Match Type: Choose Attachment.
Attachment Type Filter: Choose Virtual Cloud Network.
DRG Attachment: Choose a VCN attachment created previously for VCN-A,
VCN-B, or VCN-C.
Click Create Import Route Distribution when finished.
Configure VCN egress routing in VCN-Hub's subnet named Subnet-H to send all traffic
destined to addresses in the VCN CIDRs of VCN-A, VCN-B, and VCN-C to the DRG
attachment.
Open the navigation menu , select Networking, and then select Virtual cloud networks.
Click the VCN you're interested in, VCN-Hub.
Under Resources, click Route Tables.
Click the name of the route table used by Subnet-H.
Click Add Route Rules.
Enter the following:
Target Type: Choose Dynamic Routing Gateway.
Destination CIDR Block: Enter the CIDR block for VCN-A.
Click + Another Route Rule and repeat until you have a rule for each of the
three spoke VCNs (VCN-A, VCN-B, and VCN-C).
Click Add Route Rules.
This completes configuration of transit routing.
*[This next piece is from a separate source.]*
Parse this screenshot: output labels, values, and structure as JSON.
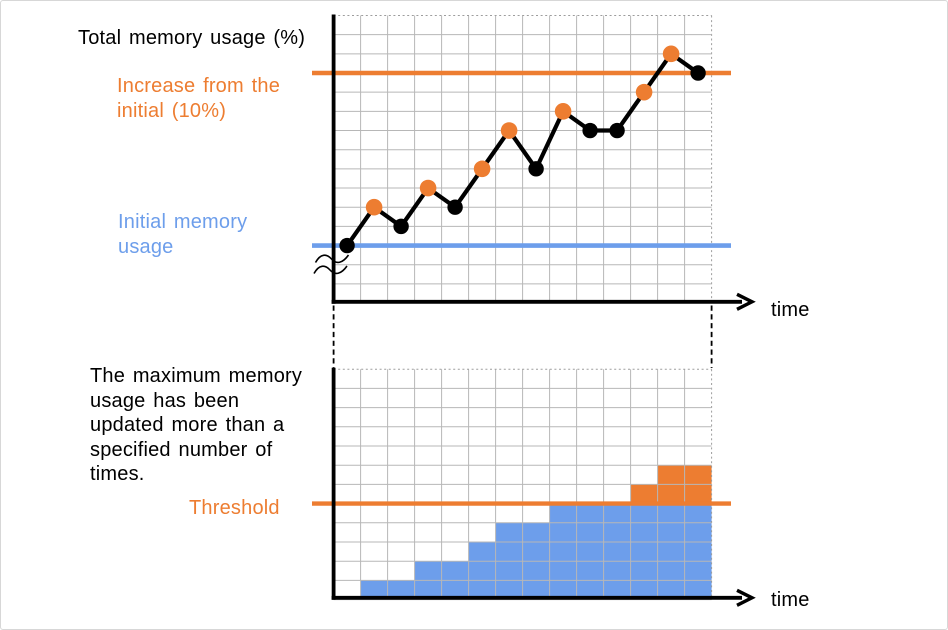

At this point, any packets sent from one
spoke VCN to another are sent to the mutually attached DRG, redirected to a firewall in
a hub VCN, and packets the firewall allows are then sent back to the DRG to be routed to
their destination VCN.
Enabling north-south traffic through a network virtual appliance 🔗
You may choose to set up a configuration where any packets sent from one spoke VCN to your
on-premises network are sent to the mutually attached DRG, redirected to a network virtual
appliance in a hub VCN, and packets the network virtual appliance allows are then sent back to
the DRG to be routed to their on-premises destination.
Create a DRG route table named "RT-OnPrem" in DRG-Hub with multiple static rules forwarding
all traffic to the VCN-Hub's attachment.
Open the navigation menu and select Networking. Under Customer connectivity, select Dynamic routing gateway.
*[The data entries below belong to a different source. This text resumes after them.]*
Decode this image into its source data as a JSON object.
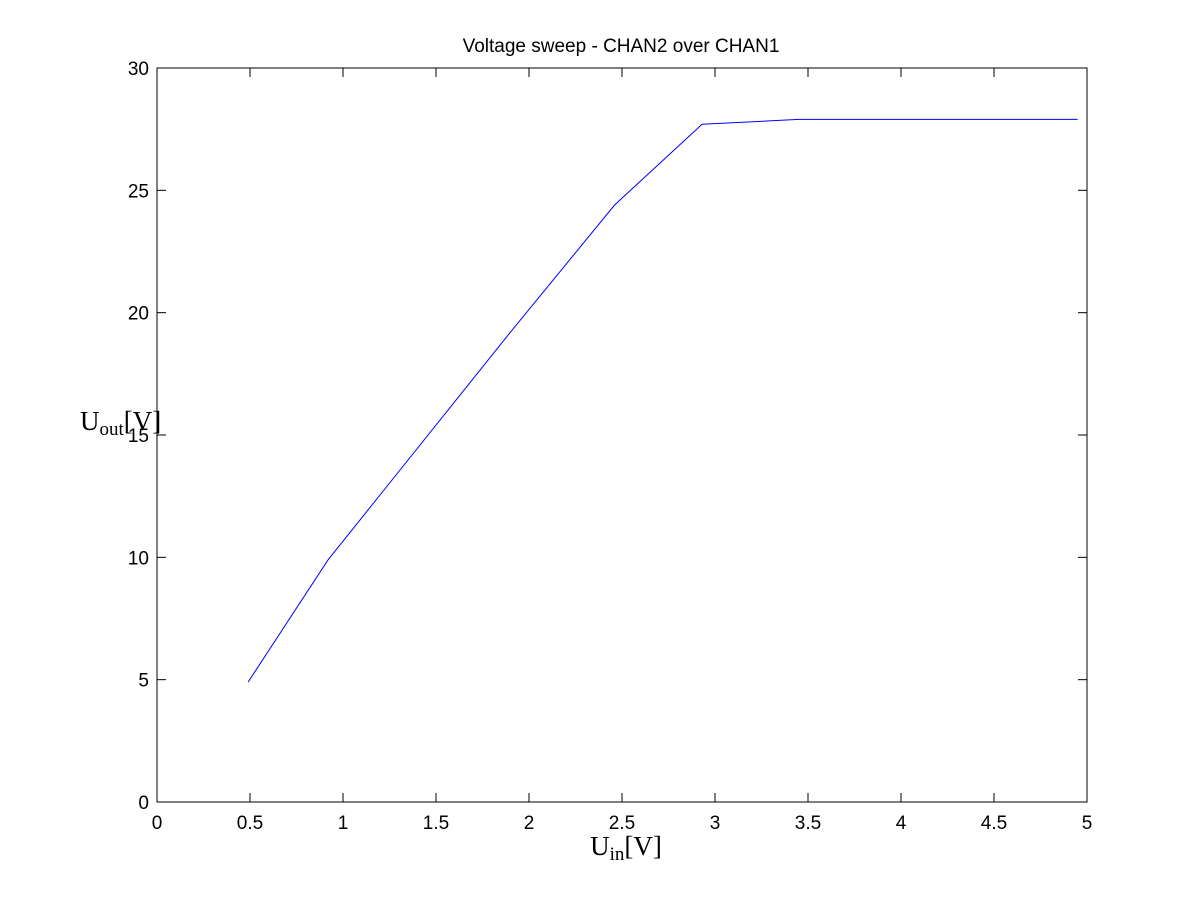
{
  "chart_data": {
    "type": "line",
    "title": "Voltage sweep - CHAN2 over CHAN1",
    "xlabel": {
      "base": "U",
      "sub": "in",
      "unit": "[V]"
    },
    "ylabel": {
      "base": "U",
      "sub": "out",
      "unit": "[V]"
    },
    "xlim": [
      0,
      5
    ],
    "ylim": [
      0,
      30
    ],
    "xticks": [
      0,
      0.5,
      1,
      1.5,
      2,
      2.5,
      3,
      3.5,
      4,
      4.5,
      5
    ],
    "xtick_labels": [
      "0",
      "0.5",
      "1",
      "1.5",
      "2",
      "2.5",
      "3",
      "3.5",
      "4",
      "4.5",
      "5"
    ],
    "yticks": [
      0,
      5,
      10,
      15,
      20,
      25,
      30
    ],
    "ytick_labels": [
      "0",
      "5",
      "10",
      "15",
      "20",
      "25",
      "30"
    ],
    "grid": false,
    "line_color": "#0000ff",
    "series": [
      {
        "x": [
          0.49,
          0.92,
          1.9,
          2.46,
          2.93,
          3.45,
          4.95
        ],
        "y": [
          4.9,
          9.9,
          19.2,
          24.4,
          27.7,
          27.9,
          27.9
        ]
      }
    ]
  }
}
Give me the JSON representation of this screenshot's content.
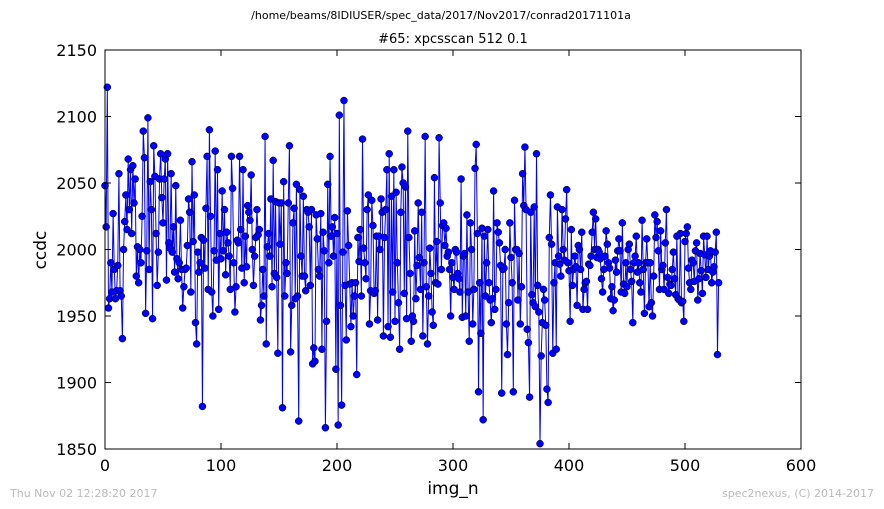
{
  "chart_data": {
    "type": "line",
    "suptitle": "/home/beams/8IDIUSER/spec_data/2017/Nov2017/conrad20171101a",
    "title": "#65: xpcsscan 512 0.1",
    "xlabel": "img_n",
    "ylabel": "ccdc",
    "xlim": [
      0,
      600
    ],
    "ylim": [
      1850,
      2150
    ],
    "xticks": [
      0,
      100,
      200,
      300,
      400,
      500,
      600
    ],
    "yticks": [
      1850,
      1900,
      1950,
      2000,
      2050,
      2100,
      2150
    ],
    "grid": false,
    "legend": "none",
    "series_color": "#0000ff",
    "marker": "circle",
    "series": [
      {
        "y": [
          2048,
          2017,
          2122,
          1956,
          1963,
          1990,
          1968,
          2027,
          1985,
          1963,
          1969,
          1988,
          2057,
          1969,
          1965,
          1933,
          2000,
          2021,
          2041,
          2015,
          2068,
          2030,
          2060,
          2012,
          2063,
          2035,
          2053,
          1980,
          2002,
          1975,
          2000,
          1990,
          2025,
          2089,
          2069,
          1952,
          1999,
          2099,
          1985,
          2051,
          2030,
          1948,
          2078,
          2055,
          2012,
          1973,
          1998,
          2053,
          2072,
          2039,
          2020,
          2053,
          2068,
          1977,
          2072,
          2005,
          2001,
          2057,
          1998,
          2017,
          1983,
          2048,
          1993,
          1978,
          1990,
          2022,
          1985,
          1956,
          1972,
          1985,
          1986,
          2003,
          2038,
          2028,
          1968,
          2066,
          2006,
          2041,
          1945,
          1929,
          1998,
          1983,
          1990,
          2009,
          1882,
          2007,
          1986,
          2031,
          2070,
          1970,
          2090,
          2025,
          1968,
          1950,
          1999,
          2074,
          1992,
          2060,
          1955,
          2012,
          1993,
          2044,
          1999,
          2030,
          1981,
          2013,
          2005,
          1995,
          1970,
          2070,
          2046,
          1990,
          1953,
          1972,
          2007,
          2005,
          2070,
          2015,
          1986,
          2060,
          1975,
          2010,
          1987,
          2033,
          2028,
          2022,
          2056,
          2000,
          1973,
          1995,
          2009,
          2030,
          2011,
          2015,
          1947,
          1958,
          1985,
          1965,
          2085,
          1929,
          2002,
          2012,
          1995,
          2038,
          1972,
          2067,
          1982,
          2036,
          1979,
          1922,
          2035,
          2004,
          2035,
          1881,
          2051,
          1965,
          1990,
          1982,
          2035,
          2078,
          1923,
          1958,
          2020,
          2031,
          1963,
          2049,
          1965,
          1871,
          2045,
          1995,
          1980,
          2040,
          1980,
          1969,
          2030,
          2028,
          2017,
          1973,
          2030,
          1914,
          1926,
          1916,
          2026,
          2008,
          1985,
          1980,
          2027,
          1925,
          2013,
          1999,
          1866,
          1946,
          2049,
          1990,
          2070,
          2010,
          2017,
          1995,
          2024,
          1910,
          2012,
          1868,
          2101,
          1958,
          1883,
          1998,
          2112,
          1973,
          1932,
          2029,
          2003,
          1974,
          1942,
          1975,
          1950,
          1965,
          1975,
          1906,
          2009,
          1991,
          2015,
          1965,
          2083,
          2001,
          1990,
          1978,
          2030,
          2041,
          1944,
          1969,
          2037,
          2018,
          1967,
          1969,
          2010,
          1947,
          2010,
          2000,
          2038,
          2028,
          1935,
          2009,
          2030,
          2060,
          1942,
          2072,
          1934,
          2040,
          1968,
          2060,
          1946,
          2043,
          1990,
          1960,
          1925,
          2028,
          2062,
          2050,
          1967,
          2047,
          1948,
          2089,
          2009,
          1982,
          1931,
          1950,
          1946,
          2014,
          1963,
          1988,
          2035,
          1994,
          1970,
          2028,
          1935,
          1990,
          2085,
          1972,
          1929,
          1965,
          2001,
          1982,
          1953,
          1943,
          2054,
          1975,
          2006,
          1974,
          2084,
          2035,
          1985,
          2018,
          2020,
          2003,
          2016,
          1995,
          1998,
          1985,
          1950,
          1990,
          1979,
          1970,
          2000,
          1998,
          1982,
          1978,
          1968,
          2053,
          1949,
          1995,
          1997,
          1950,
          2026,
          1968,
          1931,
          2020,
          2000,
          1944,
          1970,
          2061,
          2079,
          2012,
          1893,
          1975,
          1937,
          2016,
          1872,
          2010,
          1965,
          1990,
          2015,
          1975,
          1962,
          1945,
          1963,
          2044,
          1955,
          1970,
          2020,
          2013,
          2005,
          1988,
          1892,
          1985,
          1986,
          2000,
          1944,
          1921,
          1960,
          2020,
          1994,
          1975,
          1893,
          2037,
          2000,
          2000,
          1962,
          1997,
          1944,
          1972,
          2057,
          2033,
          2077,
          2030,
          1940,
          1930,
          1889,
          2028,
          1966,
          1960,
          2032,
          1957,
          2072,
          1973,
          1953,
          1854,
          1920,
          1945,
          1970,
          1962,
          1943,
          1895,
          1885,
          2009,
          2041,
          2004,
          1922,
          1975,
          1990,
          1925,
          2032,
          1995,
          1989,
          1980,
          2030,
          2000,
          1992,
          2023,
          2045,
          1990,
          1984,
          1946,
          2015,
          1973,
          1985,
          1995,
          1987,
          1958,
          2003,
          2000,
          1985,
          2013,
          1955,
          1970,
          1975,
          1976,
          1955,
          1989,
          1988,
          1995,
          2013,
          2028,
          2000,
          2023,
          1994,
          2000,
          1998,
          1993,
          1978,
          1968,
          1985,
          1995,
          2014,
          2004,
          1990,
          1986,
          1963,
          1972,
          1954,
          1962,
          1992,
          1983,
          1999,
          2008,
          1999,
          1968,
          2020,
          1974,
          1967,
          1990,
          1972,
          2000,
          2004,
          1985,
          1976,
          1945,
          1990,
          1995,
          2010,
          1983,
          1990,
          1975,
          1968,
          2022,
          1985,
          1952,
          1990,
          2008,
          1990,
          1957,
          1990,
          1960,
          1950,
          1980,
          2026,
          2009,
          2021,
          1999,
          1970,
          2014,
          1985,
          1988,
          1970,
          2005,
          2030,
          1979,
          1967,
          1974,
          1973,
          1985,
          1998,
          1978,
          1966,
          2010,
          1963,
          1962,
          2012,
          1960,
          1961,
          1946,
          2006,
          2012,
          2017,
          1986,
          1975,
          1970,
          1992,
          1990,
          1976,
          1999,
          2005,
          1962,
          1978,
          1997,
          1984,
          1967,
          2010,
          1996,
          1979,
          2010,
          1985,
          1995,
          1999,
          1975,
          1983,
          1987,
          1998,
          2013,
          1921,
          1975
        ]
      }
    ]
  },
  "footer": {
    "timestamp": "Thu Nov 02 12:28:20 2017",
    "credit": "spec2nexus, (C) 2014-2017"
  }
}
Click the DRG you're interested in, DRG-Hub.
Under Resources, click DRG Route Tables.
Click Create DRG Route Table.
Enter the following:
Name: Enter RT-OnPrem, or choose some other descriptive name.
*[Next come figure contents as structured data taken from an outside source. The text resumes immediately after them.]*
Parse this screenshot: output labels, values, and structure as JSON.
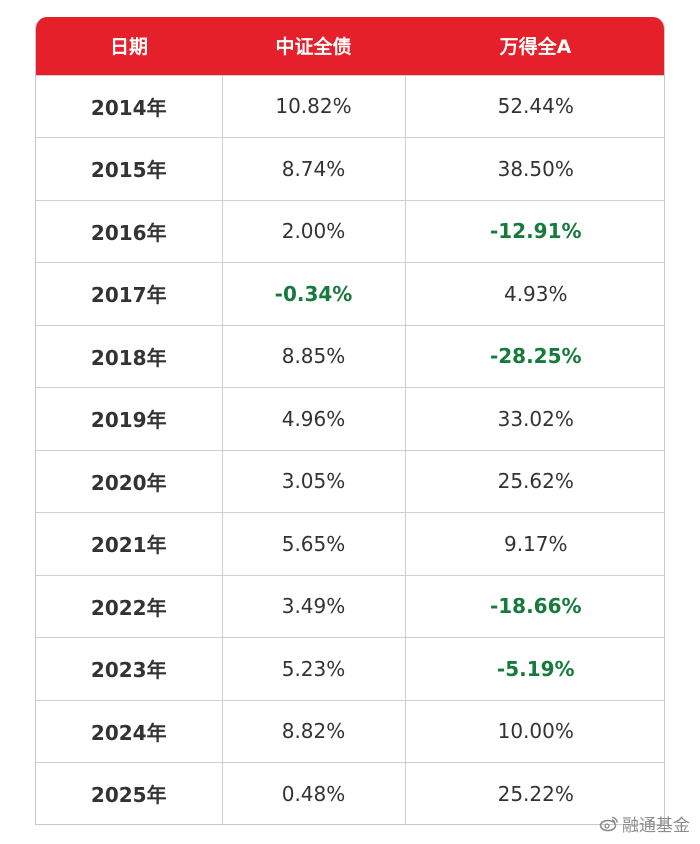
{
  "chart_data": {
    "type": "table",
    "columns": [
      "日期",
      "中证全债",
      "万得全A"
    ],
    "rows": [
      {
        "date": "2014年",
        "bond": "10.82%",
        "wind_a": "52.44%"
      },
      {
        "date": "2015年",
        "bond": "8.74%",
        "wind_a": "38.50%"
      },
      {
        "date": "2016年",
        "bond": "2.00%",
        "wind_a": "-12.91%"
      },
      {
        "date": "2017年",
        "bond": "-0.34%",
        "wind_a": "4.93%"
      },
      {
        "date": "2018年",
        "bond": "8.85%",
        "wind_a": "-28.25%"
      },
      {
        "date": "2019年",
        "bond": "4.96%",
        "wind_a": "33.02%"
      },
      {
        "date": "2020年",
        "bond": "3.05%",
        "wind_a": "25.62%"
      },
      {
        "date": "2021年",
        "bond": "5.65%",
        "wind_a": "9.17%"
      },
      {
        "date": "2022年",
        "bond": "3.49%",
        "wind_a": "-18.66%"
      },
      {
        "date": "2023年",
        "bond": "5.23%",
        "wind_a": "-5.19%"
      },
      {
        "date": "2024年",
        "bond": "8.82%",
        "wind_a": "10.00%"
      },
      {
        "date": "2025年",
        "bond": "0.48%",
        "wind_a": "25.22%"
      }
    ]
  },
  "colors": {
    "header_bg": "#e5202a",
    "header_text": "#ffffff",
    "negative": "#167a3c",
    "text": "#333333"
  },
  "watermark": {
    "text": "融通基金",
    "icon": "weibo-icon"
  }
}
Destination CIDR: Enter the CIDR block for VCN-A.
Next Hop Attachment Type: Choose Virtual Cloud Network.
Next Hop Attachment: Choose VCN-Hub from the list.
Click + Another Route Rule and repeat the process multiple times adding static
routes representing the CIDR blocks for VCN-B, VCN-C, and VCN-Hub.
Click Create Route Table.
Note
All static route entries in this DRG route table will be advertised to your on-premises
network via BGP on each attachment where this DRG route table is applied.
Change the DRG route table used by your on-premises attachments to "RT-OnPrem". This
example uses FastConnect, but the same process can be applied
to Site-to-Site VPN IPSec tunnels.
Change the DRG route tables used by your on-premises attachments (FastConnect virtual circuit or Site-to-Site VPN IPSec tunnels) to use the route table created in the previous task, which sends all
incoming traffic to VCN-Hub.
Open the navigation menu and select Networking. Under Customer connectivity, select Dynamic routing gateway.
Click the DRG you're interested in, DRG-Hub.
Under Resources, click Virtual Circuits Attachments.
Click the name of the DRG attachment used by one of the virtual circuits.
Click Edit.
Choose a DRG Route Table: Select RT-OnPrem from the list of available route
tables in the dropdown.
Click Save Changes.
Repeat this task for all on-premises attachments (VCN-A, VCN-B, and VCN-C) before
proceeding to the next task.
Open the navigation menu , select Networking, and then select Virtual cloud networks.
Click the VCN you're interested in, VCN-Hub.
Under Resources, click Route Tables.
Click the name of the route table used by Subnet-H.
Click Add Route Rules.
Enter the following:
Target Type: Choose Dynamic Routing Gateway.
Destination CIDR Block: Enter the CIDR block for your on-premises
network.
Click Add Route Rules.
Repeat these steps for each spoke ((VCN-A, VCN-B, and VCN-C)) VCN's route table to route all
traffic destined to on-premises to the attached DRG, DRG-Hub.
This completes configuration of north-south transit routing. At this point, any packets sent
from one spoke VCN to your on-premises are sent to the mutually attached DRG, redirected to a
network virtual appliance in a hub VCN, and packets the network virtual appliance allows are
then sent back to the DRG to be routed to their on-premises destination.